Scores of famous (and not-so-famous) people have claimed to possess this fantastical ability, from Chinese president Hu Jintao and actor Desi Arnaz to celebrity stylist Rachel Zoe. While their feats of memory magic may leave us all amazed, there’s one tiny problem: photographic memory doesn’t actually exist. At least, not in the way in which we usually think of it.
Camera in Absentia
Most people imagine that a photographic memory works something like this: a person sees a picture or a scene and takes a visual “snapshot,” which lasts forever and can be recalled at any time with complete precision. In reality, though, the closest thing to this scenario is an ability called eidetic memory. Although its existence is controversial, too, people with eidetic memory have extraordinary recall of pictures and images. After looking at something for just a few moments, they can recall the image so vividly that it’s almost as if it were real and right in front of them. The overwhelming majority of individuals with eidetic memory are children, along with adults with organic forms of mental retardation, such as autism. Children with the ability seem to always lose it as they get older; tests have never found an average adult who possesses an eidetic memory. But even people who do seem to have eidetic memory have far-from-perfect recall. In describing their eidetic images, they are often unsure or sketchy about some details, they alter elements of the image, and they fabricate features that did not originally exist. Also, contrary to the myth of photographic memory, eidetic images don’t last forever. They fade after a few minutes, and once they’re gone, they usually cannot be recalled.
Sketchy Studies and Dodgy Data
Our cultural notion of a photographic memory comes partly from a report published in the journal Nature in 1970. In the article, a Harvard researcher named Charles Stromeyer III described the case study of a woman named Elizabeth, who he claimed had memorized two different series of ten thousand random dots and had mentally merged her perfect memories of the dots to create a single picture. Stromeyer offered her up as proof that photographic memory exists. However, most researchers have found several serious faults with this one-woman “study,” namely that after the single test, Stromeyer married his test subject and she was never tested again, and that no study has ever been able to replicate the results. Since the “Elizabeth” study, doctors have tested for photographic memory but have never been able to prove that it exists. Most psychologists and researchers don’t believe that it does.
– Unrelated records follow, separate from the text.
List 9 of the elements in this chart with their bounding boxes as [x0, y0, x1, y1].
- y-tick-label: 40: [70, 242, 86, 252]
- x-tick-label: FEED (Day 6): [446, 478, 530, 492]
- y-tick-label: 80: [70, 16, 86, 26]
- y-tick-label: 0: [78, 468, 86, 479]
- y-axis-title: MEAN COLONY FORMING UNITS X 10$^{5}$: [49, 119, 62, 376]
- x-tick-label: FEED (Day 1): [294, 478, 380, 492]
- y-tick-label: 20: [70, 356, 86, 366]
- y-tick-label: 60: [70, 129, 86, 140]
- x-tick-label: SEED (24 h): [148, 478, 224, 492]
In cases where people have claimed to possess powers of photographic memory, there’s usually another explanation. Scholars have noted that musicians such as Mozart, Sergei Rachmaninov, and Beethoven showed astounding abilities to play music from memory. Author C.S. Lewis claimed to remember everything he ever read. Chess masters can sometimes remember and re-create a midgame chessboard, based solely on their knowledge of chess strategy and how the pieces move. But is it really so surprising that a musical genius would also be able to play thousands of songs from memory, or that a mathematician could recite pi to one thousand places? These memory components aren’t a separate gift—they’re a natural and expected companion to prodigious talent, and they surface only in relation to that talent. Usually, the people who show an amazing capacity for memory in one area, such as music or math, have average memories about unrelated subjects. If photographic memory were real, Mozart would be able to memorize chess boards, and chess masters would be able to write out the score to The Marriage of Figaro.
Remember the Time?
Photographic memory also shouldn’t be confused with other real quirks of the human mind. One woman in Irvine, California, for example, can remember every single day of her life. Her condition, called hyperthymesia, involves a vastly enhanced autobiographical memory. Hyperthymesiacs have very specific and vivid memories of the events in their lives; they’re often able to remember what day of the week an event occurred on, what they were wearing, and what the weather was like. The real Rain Man, Kim Peek, like many megasavants, can also calculate on which day of the week any given date in history fell and recite the major news headlines of that day, although this skill is more about mathematical calculation than about recalling personal experiences.